In the "Frankfurter Allgemeine Zeitung," Klaus-Dieter Frankenberger considers the suggestion of the UN High Commissioner for Refugees, Ruud Lubbers, that Germany recognize non-state persecution as grounds for granting political asylum. German Interior Minister Otto Schily has rejected this suggestion, Frankenberger notes, and "wants to continue streamlining the asylum process by quickly deporting asylum seekers whose applications have been turned down, and allowing no further right of appeal." Schily, the commentator says, "has Germany's Constitution -- which guarantees asylum in cases of state persecution -- as well as legal precedent [on his side]."

Frankenberger writes: "If Lubbers gets his way and non-state persecution is grounds enough for asylum, the asylum law will revert to what it [was]: an open door for uncontrolled immigration, causing both the length of the asylum process and the number of cases to increase sharply again."


An editorial in "The Wall Street Journal Europe," citing recent remarks by European Central Bank President Wim Duisenberg, warns that "high taxes and labor-market rigidities are strangling economic growth in all but a few euro-zone countries." The paper says that EU economic coordination has often been focused on tax harmonization, which frequently leads to higher taxes.

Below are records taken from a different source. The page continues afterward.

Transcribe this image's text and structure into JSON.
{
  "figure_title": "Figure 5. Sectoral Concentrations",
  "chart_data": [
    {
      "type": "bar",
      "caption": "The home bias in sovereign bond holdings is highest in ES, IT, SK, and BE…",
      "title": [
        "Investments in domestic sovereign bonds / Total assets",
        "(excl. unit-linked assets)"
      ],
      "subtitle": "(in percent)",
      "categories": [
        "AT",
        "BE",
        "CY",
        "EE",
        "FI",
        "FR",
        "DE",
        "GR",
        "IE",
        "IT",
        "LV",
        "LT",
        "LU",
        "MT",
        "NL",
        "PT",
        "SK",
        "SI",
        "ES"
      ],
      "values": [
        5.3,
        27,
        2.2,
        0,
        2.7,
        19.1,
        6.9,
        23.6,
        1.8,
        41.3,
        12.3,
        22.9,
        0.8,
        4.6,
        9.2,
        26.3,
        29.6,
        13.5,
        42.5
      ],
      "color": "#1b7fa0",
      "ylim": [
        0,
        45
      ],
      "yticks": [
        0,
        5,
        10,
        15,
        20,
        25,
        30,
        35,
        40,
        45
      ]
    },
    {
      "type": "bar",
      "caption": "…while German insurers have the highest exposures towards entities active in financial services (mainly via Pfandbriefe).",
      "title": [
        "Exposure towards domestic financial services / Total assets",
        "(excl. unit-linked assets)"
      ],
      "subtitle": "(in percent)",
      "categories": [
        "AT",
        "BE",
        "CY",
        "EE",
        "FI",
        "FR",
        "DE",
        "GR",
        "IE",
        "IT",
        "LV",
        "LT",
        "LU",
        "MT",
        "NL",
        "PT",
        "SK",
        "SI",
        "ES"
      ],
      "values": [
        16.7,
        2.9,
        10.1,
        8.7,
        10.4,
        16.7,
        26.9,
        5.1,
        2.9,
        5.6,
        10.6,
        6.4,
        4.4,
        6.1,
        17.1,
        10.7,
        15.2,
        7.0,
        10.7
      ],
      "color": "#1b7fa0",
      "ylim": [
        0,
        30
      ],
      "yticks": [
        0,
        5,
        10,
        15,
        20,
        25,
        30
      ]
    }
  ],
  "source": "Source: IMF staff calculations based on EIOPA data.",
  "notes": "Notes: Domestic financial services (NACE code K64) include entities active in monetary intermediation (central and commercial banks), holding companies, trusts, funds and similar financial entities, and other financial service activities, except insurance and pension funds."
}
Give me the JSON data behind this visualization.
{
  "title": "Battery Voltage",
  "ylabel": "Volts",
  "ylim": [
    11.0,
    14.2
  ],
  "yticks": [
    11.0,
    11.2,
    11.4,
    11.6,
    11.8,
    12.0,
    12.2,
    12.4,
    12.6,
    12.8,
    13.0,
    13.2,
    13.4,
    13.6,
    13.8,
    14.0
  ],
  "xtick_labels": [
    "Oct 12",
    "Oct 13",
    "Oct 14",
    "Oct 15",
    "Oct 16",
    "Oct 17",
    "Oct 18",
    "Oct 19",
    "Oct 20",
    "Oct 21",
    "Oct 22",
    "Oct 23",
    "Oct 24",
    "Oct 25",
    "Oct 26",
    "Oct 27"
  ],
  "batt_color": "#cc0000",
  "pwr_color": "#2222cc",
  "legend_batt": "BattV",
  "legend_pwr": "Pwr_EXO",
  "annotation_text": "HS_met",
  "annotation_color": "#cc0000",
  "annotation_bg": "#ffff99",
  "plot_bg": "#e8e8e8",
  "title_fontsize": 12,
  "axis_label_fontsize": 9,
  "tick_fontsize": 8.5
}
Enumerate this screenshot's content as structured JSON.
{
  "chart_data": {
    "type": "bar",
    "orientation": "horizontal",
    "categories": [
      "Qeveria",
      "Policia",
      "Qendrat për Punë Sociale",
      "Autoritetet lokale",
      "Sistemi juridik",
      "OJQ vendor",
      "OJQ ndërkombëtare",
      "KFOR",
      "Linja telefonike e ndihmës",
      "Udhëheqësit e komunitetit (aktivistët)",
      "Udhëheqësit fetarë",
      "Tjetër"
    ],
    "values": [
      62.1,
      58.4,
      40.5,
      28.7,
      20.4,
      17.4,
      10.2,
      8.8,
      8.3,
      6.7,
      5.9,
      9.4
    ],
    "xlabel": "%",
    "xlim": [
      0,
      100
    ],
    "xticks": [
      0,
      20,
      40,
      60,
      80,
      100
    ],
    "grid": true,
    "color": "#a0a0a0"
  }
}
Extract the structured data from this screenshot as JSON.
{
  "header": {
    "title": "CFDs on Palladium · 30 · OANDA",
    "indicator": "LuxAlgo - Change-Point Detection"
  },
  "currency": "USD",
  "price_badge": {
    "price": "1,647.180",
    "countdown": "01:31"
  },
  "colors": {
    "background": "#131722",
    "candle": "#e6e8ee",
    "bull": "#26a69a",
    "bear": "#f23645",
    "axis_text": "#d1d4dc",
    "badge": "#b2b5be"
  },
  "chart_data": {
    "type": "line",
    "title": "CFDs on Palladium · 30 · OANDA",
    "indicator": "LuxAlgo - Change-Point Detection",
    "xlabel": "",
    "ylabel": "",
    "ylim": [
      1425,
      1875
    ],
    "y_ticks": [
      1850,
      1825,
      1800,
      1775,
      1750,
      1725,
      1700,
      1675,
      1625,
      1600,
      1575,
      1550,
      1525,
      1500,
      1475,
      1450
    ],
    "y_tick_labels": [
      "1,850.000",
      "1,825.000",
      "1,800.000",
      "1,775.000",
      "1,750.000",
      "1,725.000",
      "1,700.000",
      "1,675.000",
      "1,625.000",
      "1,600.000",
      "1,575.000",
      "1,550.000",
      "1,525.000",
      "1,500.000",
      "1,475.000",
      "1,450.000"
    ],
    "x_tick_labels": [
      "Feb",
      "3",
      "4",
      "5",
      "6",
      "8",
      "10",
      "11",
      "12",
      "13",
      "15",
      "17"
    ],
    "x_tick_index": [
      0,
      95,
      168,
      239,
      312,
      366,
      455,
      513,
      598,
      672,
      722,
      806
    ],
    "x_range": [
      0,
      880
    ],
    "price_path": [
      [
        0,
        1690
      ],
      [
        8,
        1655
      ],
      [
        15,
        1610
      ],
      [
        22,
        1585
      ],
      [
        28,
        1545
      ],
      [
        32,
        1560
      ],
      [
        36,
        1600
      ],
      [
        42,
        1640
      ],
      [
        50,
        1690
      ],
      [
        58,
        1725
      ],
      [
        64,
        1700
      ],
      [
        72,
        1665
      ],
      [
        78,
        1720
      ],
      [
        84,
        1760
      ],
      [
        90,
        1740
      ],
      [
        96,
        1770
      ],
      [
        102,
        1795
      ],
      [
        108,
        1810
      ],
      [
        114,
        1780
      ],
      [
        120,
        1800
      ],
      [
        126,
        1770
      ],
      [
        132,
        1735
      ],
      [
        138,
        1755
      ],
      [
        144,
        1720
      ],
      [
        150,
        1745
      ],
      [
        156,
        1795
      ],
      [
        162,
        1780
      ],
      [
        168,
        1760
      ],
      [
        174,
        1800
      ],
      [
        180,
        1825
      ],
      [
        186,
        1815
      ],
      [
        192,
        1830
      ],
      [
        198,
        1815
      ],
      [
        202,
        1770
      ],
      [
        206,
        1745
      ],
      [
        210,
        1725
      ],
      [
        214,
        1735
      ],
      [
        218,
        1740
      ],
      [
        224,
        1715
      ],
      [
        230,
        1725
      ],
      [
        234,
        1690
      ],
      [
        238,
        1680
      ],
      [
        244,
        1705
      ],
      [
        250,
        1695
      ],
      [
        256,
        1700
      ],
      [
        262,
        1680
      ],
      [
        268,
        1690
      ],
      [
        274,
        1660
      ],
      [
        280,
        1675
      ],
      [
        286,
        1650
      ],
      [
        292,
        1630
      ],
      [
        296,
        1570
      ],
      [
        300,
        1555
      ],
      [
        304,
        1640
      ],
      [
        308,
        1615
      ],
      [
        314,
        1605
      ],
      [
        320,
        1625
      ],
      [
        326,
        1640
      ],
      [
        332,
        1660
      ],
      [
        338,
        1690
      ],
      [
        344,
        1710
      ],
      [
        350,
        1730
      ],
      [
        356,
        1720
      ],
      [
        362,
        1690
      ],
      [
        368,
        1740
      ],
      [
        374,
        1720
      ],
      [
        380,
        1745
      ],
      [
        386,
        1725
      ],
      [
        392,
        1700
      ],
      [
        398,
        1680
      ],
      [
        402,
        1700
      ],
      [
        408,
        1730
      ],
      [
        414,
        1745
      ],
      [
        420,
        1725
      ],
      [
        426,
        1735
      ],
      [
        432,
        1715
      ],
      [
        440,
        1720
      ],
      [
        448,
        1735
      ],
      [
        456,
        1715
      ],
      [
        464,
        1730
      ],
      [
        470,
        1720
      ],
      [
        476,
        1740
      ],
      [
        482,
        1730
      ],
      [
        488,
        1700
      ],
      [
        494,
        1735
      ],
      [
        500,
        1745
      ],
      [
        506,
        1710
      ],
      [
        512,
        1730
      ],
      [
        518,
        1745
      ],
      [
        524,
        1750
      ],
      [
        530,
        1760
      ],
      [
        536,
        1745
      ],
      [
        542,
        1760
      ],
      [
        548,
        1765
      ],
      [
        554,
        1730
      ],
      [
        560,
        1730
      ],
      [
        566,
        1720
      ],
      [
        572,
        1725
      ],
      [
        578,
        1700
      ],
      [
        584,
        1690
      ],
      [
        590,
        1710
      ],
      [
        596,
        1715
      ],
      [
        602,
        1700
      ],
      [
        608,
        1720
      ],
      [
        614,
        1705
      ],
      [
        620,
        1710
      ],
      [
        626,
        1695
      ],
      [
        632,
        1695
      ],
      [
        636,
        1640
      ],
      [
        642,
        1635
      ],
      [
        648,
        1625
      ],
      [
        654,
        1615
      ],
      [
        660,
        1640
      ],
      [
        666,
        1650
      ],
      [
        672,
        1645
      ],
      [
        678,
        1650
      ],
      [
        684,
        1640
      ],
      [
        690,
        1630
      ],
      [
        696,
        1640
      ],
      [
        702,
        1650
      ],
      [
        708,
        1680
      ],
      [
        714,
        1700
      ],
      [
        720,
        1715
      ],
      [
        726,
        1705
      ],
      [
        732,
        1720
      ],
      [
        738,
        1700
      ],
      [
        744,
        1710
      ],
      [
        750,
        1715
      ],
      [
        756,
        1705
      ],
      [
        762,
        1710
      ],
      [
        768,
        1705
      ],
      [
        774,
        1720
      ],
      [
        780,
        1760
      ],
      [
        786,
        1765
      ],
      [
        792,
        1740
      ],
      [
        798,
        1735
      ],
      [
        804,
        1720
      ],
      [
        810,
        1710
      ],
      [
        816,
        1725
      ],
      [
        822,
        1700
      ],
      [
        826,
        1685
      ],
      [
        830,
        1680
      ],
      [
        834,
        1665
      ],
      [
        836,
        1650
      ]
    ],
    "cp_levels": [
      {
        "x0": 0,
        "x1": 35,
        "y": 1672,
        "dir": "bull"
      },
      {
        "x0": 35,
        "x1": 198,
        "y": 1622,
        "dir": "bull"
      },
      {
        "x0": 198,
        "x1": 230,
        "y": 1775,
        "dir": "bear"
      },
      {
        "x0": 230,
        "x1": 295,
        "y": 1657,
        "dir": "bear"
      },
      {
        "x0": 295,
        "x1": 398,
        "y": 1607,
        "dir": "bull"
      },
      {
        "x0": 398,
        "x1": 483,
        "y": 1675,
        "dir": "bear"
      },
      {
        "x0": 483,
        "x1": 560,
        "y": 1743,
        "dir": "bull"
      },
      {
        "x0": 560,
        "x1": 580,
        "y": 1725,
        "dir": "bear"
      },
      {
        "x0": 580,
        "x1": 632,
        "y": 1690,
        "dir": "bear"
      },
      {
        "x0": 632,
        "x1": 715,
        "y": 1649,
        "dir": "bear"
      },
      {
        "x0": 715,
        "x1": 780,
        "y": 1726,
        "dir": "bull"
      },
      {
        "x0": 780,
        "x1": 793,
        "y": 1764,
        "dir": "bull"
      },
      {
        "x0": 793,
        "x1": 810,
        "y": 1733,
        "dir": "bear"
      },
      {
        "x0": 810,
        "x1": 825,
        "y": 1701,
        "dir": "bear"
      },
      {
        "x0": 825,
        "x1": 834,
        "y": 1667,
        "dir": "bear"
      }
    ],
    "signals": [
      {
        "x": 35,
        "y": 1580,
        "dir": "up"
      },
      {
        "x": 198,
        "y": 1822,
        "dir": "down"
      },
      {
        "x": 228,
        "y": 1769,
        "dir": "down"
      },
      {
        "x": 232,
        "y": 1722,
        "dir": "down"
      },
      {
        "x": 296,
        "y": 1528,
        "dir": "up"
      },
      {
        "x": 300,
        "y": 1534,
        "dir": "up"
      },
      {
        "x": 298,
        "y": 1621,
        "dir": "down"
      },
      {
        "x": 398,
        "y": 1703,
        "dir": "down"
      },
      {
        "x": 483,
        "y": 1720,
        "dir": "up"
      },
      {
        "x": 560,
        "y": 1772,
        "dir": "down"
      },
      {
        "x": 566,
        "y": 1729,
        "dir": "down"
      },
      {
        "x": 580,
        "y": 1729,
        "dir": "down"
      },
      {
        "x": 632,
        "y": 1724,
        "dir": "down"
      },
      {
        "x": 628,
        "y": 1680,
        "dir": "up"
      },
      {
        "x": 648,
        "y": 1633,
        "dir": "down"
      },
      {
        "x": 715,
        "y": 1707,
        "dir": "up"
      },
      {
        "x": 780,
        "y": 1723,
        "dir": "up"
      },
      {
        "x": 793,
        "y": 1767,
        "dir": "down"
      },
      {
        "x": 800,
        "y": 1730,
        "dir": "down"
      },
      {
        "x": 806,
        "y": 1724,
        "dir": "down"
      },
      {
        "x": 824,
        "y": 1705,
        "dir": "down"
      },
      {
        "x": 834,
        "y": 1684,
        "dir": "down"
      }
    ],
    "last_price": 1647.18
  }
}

It writes: "The euro zone is flirting with recession even as inflation creeps up," and adds, "Price-level figures imply that, if anything, the ECB is playing it a little fast and loose in keeping rates so low."

Noting that when the ECB met last week it left interest rates unchanged, the editorial urges the EU's fiscal chiefs to take action: "That means, cut taxes. That means making it easier for companies to both hire and fire. It does not mean creating an EU tax cartel."


An editorial in Britain's "The Times" calls the controversy surrounding the visit of Pope John Paul II to Ukraine "a potent reminder of that country's difficult position on the cusp of Europe." Poised between joining the West and ties still binding it to Russia, the paper writes, Ukraine has "failed to move decisively in either direction." The paper says that the pope's trip is both an acknowledgement of, and reward for, western Ukraine's Catholic revival of the 1990s -- although it has outraged those Ukrainian Orthodox believers whose sympathies lie with Russia.

For "The Times," what it calls the "muddled outcry" in Ukraine over the pope's visit "reflects continuing political uncertainty in a country whose agricultural wealth and beauty should [have] ensured it a golden future." Instead, the paper says, Ukraine's legacy has been corrupt politicians, economic crisis, destructive rivalries, and Chornobyl.

The paper cites U.S. President Bush's recent public support for Ukraine's future membership in NATO, and writes, "If Ukraine now finds the energy to push Westward, the pope's visit could be a reminder not only of today's domestic chaos but also of the helping hand that powerful foreigners seem ready to extend."